En réalité lorsque le désert s’installe et que la sécheresse s’en suit, c’est l’être humain qui tombe sous le coup du mal-être. Il est donc impératif que les solutions soient trouvées et mises à l’évidence. Tel qu’on le décrit en Namibie ces derniers temps, même le bétail est en danger. Et la famine ainsi que tous les autres désagréments liés à la mauvaise qualité de l’eau, conséquences de ces fléaux, ne peuvent que conduire à la mort.

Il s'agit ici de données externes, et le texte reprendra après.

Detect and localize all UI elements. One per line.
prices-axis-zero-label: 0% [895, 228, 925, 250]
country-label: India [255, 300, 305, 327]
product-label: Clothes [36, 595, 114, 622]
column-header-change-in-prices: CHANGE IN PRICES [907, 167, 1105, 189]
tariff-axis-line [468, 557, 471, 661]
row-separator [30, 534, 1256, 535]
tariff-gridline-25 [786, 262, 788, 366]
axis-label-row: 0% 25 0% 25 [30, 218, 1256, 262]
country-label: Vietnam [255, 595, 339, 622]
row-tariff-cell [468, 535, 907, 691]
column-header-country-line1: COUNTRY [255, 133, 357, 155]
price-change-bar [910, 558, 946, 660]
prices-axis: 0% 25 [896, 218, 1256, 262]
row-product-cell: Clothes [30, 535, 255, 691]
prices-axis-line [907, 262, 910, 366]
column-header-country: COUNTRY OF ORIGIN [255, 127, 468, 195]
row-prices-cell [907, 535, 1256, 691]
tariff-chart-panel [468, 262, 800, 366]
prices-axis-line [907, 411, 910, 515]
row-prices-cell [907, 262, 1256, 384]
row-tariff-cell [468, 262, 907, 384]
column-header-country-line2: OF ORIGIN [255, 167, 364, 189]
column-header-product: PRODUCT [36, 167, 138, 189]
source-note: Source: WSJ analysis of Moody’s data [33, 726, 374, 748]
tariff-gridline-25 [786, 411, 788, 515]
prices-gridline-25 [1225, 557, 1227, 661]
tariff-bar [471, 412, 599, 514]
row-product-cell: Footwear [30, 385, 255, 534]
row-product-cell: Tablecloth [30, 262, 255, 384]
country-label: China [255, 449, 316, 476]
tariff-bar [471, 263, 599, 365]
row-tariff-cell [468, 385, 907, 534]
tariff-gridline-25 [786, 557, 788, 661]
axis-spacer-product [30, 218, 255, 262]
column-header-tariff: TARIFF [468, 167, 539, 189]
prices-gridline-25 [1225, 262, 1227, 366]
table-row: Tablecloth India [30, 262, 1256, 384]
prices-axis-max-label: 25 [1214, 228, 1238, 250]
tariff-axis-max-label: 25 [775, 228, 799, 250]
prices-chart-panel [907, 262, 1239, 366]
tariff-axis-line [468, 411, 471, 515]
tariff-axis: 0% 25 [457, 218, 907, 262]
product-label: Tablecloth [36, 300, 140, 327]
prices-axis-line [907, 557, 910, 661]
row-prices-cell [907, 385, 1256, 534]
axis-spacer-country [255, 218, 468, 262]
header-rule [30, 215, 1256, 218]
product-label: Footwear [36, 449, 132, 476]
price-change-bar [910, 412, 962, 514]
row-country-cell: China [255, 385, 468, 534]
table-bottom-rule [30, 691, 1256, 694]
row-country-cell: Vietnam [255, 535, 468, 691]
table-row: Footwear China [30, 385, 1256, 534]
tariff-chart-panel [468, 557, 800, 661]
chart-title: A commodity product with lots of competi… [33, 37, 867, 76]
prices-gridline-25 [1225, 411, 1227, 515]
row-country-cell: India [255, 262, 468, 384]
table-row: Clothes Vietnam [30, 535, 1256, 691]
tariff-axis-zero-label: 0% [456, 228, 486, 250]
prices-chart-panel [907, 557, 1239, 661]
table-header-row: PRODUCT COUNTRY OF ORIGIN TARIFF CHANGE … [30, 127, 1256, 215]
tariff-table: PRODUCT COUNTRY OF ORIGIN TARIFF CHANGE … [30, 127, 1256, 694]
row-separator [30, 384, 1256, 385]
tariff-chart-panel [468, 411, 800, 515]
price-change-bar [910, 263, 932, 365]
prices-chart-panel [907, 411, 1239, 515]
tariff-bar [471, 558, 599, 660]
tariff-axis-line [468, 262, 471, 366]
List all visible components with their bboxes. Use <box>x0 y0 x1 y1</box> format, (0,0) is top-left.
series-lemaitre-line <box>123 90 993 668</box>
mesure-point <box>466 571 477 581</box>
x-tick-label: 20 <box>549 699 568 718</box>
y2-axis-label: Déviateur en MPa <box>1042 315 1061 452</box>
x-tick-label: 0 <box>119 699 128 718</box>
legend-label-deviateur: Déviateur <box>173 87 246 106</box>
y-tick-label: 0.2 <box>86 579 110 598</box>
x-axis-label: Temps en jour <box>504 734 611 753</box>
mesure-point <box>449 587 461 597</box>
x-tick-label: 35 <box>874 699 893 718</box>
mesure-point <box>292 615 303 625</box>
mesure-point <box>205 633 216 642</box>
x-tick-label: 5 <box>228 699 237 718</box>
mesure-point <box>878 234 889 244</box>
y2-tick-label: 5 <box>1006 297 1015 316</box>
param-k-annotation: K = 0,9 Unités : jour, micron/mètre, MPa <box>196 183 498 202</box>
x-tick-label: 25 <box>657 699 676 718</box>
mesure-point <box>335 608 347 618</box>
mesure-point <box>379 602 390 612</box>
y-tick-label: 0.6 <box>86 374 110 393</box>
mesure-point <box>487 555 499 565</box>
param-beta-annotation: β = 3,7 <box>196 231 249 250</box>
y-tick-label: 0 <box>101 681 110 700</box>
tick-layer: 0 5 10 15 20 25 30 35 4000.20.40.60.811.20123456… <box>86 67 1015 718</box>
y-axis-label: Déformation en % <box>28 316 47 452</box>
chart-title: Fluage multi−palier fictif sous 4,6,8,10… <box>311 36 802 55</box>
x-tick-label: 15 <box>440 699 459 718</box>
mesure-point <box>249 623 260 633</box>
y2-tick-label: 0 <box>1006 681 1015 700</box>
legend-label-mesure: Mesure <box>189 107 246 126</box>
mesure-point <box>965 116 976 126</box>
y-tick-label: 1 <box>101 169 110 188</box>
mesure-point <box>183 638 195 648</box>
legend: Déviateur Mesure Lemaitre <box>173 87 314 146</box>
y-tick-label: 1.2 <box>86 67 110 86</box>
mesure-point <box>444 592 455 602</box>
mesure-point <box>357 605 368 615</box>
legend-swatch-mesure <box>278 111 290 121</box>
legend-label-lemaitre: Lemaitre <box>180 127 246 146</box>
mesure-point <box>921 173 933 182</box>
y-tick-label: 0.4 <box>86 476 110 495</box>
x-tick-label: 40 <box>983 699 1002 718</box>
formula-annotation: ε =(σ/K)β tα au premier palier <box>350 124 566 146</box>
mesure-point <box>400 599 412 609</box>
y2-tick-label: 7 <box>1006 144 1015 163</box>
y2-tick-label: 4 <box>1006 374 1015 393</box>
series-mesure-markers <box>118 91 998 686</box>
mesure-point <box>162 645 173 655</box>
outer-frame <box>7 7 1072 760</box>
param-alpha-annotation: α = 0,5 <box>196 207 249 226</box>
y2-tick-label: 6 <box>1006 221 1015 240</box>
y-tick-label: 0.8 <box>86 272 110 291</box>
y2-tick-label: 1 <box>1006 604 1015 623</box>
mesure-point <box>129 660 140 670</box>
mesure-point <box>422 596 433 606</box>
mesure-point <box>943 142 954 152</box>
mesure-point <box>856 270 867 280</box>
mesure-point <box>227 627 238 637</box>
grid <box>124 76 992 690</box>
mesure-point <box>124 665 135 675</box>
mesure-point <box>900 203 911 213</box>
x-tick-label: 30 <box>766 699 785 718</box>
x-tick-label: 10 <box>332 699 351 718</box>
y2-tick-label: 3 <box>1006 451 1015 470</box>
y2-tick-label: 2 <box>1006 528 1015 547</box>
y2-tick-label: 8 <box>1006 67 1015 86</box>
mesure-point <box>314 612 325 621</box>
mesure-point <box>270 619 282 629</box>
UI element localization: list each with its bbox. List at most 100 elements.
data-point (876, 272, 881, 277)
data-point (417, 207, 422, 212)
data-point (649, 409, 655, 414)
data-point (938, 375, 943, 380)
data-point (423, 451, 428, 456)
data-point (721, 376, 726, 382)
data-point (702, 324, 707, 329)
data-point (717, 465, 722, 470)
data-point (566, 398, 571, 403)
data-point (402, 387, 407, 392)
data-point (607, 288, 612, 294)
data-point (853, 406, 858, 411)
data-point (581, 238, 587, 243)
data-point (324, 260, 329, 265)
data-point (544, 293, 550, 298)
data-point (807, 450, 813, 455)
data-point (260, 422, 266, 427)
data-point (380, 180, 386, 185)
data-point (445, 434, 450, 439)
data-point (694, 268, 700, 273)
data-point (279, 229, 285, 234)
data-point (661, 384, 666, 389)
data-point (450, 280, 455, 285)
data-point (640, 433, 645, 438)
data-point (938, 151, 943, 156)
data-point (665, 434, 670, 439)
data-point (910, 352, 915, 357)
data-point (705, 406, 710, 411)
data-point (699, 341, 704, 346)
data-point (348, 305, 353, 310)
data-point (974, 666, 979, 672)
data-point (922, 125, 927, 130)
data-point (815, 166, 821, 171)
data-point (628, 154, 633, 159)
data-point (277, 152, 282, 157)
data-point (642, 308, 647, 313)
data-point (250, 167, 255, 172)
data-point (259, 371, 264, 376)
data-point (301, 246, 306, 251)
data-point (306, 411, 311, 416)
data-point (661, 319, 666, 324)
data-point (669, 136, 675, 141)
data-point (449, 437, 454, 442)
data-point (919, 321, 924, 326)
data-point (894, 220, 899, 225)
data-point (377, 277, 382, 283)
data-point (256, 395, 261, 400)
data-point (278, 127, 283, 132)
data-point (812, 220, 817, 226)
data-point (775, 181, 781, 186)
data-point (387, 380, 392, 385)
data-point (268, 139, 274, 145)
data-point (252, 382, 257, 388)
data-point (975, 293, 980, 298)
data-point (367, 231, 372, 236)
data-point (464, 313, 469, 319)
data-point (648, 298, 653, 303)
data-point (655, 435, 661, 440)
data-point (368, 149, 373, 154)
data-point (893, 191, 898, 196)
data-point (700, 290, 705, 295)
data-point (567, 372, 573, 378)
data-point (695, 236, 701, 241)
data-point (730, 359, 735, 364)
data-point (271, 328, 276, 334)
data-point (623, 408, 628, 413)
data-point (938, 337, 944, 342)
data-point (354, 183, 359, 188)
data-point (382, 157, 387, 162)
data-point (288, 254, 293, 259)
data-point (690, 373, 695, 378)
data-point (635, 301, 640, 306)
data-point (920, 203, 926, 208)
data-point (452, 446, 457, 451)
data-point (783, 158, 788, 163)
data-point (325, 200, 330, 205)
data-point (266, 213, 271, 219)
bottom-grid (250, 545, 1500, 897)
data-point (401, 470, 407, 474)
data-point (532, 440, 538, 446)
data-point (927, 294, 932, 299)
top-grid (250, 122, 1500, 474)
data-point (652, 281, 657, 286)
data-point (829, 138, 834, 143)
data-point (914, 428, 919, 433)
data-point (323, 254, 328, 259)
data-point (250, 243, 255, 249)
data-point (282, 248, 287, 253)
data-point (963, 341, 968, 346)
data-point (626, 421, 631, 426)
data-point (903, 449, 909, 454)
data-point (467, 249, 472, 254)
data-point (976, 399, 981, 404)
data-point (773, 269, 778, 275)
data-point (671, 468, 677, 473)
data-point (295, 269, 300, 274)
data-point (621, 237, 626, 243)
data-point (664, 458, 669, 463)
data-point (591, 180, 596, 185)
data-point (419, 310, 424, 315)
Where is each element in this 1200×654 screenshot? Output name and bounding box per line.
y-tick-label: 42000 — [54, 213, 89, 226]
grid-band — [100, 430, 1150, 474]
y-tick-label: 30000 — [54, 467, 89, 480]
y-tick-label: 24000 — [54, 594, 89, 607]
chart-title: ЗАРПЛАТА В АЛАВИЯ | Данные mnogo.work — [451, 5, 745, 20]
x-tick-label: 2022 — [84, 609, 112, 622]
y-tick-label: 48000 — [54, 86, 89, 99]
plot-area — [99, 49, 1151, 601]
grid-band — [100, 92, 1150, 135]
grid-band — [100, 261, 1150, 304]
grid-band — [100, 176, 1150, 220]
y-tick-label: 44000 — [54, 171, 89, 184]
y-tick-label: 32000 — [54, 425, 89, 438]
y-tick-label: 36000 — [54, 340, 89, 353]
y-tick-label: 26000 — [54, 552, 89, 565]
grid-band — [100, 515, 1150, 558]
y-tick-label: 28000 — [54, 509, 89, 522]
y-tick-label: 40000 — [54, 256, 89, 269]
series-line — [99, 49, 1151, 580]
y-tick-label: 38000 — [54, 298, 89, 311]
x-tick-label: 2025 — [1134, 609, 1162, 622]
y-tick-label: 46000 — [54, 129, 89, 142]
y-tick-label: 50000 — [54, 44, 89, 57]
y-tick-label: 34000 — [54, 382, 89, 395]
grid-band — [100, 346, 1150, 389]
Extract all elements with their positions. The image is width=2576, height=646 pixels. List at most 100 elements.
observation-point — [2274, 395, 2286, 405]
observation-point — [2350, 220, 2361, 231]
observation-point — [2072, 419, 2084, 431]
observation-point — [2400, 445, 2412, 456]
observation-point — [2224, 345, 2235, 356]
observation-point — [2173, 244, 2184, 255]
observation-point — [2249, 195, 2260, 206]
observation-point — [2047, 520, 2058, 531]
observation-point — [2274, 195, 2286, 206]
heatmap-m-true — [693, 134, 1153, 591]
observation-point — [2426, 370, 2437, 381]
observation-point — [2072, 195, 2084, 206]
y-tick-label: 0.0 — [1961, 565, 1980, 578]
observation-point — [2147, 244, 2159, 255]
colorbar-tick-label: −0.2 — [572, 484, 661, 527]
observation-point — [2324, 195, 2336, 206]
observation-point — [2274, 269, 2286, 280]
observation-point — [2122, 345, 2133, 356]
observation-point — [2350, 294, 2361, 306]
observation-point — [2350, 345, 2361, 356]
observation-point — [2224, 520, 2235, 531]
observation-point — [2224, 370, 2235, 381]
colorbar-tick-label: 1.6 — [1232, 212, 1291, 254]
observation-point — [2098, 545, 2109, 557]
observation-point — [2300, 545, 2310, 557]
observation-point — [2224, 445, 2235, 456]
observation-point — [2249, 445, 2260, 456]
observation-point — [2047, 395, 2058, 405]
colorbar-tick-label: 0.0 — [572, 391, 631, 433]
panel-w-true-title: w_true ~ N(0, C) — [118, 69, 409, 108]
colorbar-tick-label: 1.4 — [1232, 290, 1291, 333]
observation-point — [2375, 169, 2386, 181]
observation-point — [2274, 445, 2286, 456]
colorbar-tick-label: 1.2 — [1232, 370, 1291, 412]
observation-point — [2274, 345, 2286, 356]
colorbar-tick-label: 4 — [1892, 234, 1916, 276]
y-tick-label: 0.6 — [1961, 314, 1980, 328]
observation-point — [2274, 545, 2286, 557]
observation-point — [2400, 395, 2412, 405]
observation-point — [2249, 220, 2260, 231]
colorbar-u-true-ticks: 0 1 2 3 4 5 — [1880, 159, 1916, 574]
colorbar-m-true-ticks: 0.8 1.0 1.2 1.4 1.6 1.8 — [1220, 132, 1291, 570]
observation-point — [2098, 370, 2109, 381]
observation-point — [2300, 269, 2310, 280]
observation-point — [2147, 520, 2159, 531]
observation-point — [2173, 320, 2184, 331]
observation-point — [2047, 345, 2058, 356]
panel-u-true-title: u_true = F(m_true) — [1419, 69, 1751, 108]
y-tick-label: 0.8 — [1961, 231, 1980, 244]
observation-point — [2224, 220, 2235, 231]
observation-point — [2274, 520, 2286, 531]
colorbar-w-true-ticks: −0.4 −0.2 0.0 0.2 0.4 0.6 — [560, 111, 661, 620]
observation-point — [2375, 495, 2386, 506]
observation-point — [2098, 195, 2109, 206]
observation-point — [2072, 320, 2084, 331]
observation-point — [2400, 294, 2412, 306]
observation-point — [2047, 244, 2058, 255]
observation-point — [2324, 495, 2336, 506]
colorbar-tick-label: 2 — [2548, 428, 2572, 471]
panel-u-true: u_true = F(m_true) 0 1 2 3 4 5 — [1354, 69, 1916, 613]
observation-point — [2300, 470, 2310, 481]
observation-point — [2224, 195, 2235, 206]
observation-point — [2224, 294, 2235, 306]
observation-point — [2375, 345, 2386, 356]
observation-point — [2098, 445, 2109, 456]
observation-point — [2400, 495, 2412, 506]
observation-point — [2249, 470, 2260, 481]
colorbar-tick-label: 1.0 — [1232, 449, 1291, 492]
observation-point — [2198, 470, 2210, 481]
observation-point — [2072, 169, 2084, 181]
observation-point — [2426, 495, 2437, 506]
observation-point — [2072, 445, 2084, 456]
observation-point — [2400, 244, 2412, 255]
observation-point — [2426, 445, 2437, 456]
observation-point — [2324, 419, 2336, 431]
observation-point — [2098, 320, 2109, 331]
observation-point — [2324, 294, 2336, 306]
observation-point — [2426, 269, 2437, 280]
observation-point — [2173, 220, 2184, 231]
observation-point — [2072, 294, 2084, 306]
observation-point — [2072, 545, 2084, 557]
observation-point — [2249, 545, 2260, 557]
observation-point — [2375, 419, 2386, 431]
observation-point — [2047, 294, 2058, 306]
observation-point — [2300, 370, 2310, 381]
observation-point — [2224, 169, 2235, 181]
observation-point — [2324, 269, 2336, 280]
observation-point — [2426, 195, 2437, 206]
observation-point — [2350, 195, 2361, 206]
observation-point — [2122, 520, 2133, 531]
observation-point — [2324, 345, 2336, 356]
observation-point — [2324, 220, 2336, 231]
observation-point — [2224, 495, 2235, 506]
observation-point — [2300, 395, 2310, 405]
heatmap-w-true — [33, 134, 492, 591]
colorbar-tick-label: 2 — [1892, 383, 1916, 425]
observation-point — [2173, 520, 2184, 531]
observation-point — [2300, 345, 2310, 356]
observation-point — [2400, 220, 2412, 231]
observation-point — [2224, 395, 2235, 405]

Il est à noter que les impacts les plus visibles se situent au niveau de l’environnement, car la désertification rend les terrains inondables, ce qui entraîne une salinisation des sols, et donc une détérioration de la qualité de l’eau. En second lieu, l’impact est aussi économique. En effet, au niveau planétaire le manque à gagner s’élève, selon la   banque mondiale, à 42 milliards de dollars pour les régions touchées par la désertification (paradoxalement, le coût annuel de la lutte contre la désertification est seulement de 2.4 milliards)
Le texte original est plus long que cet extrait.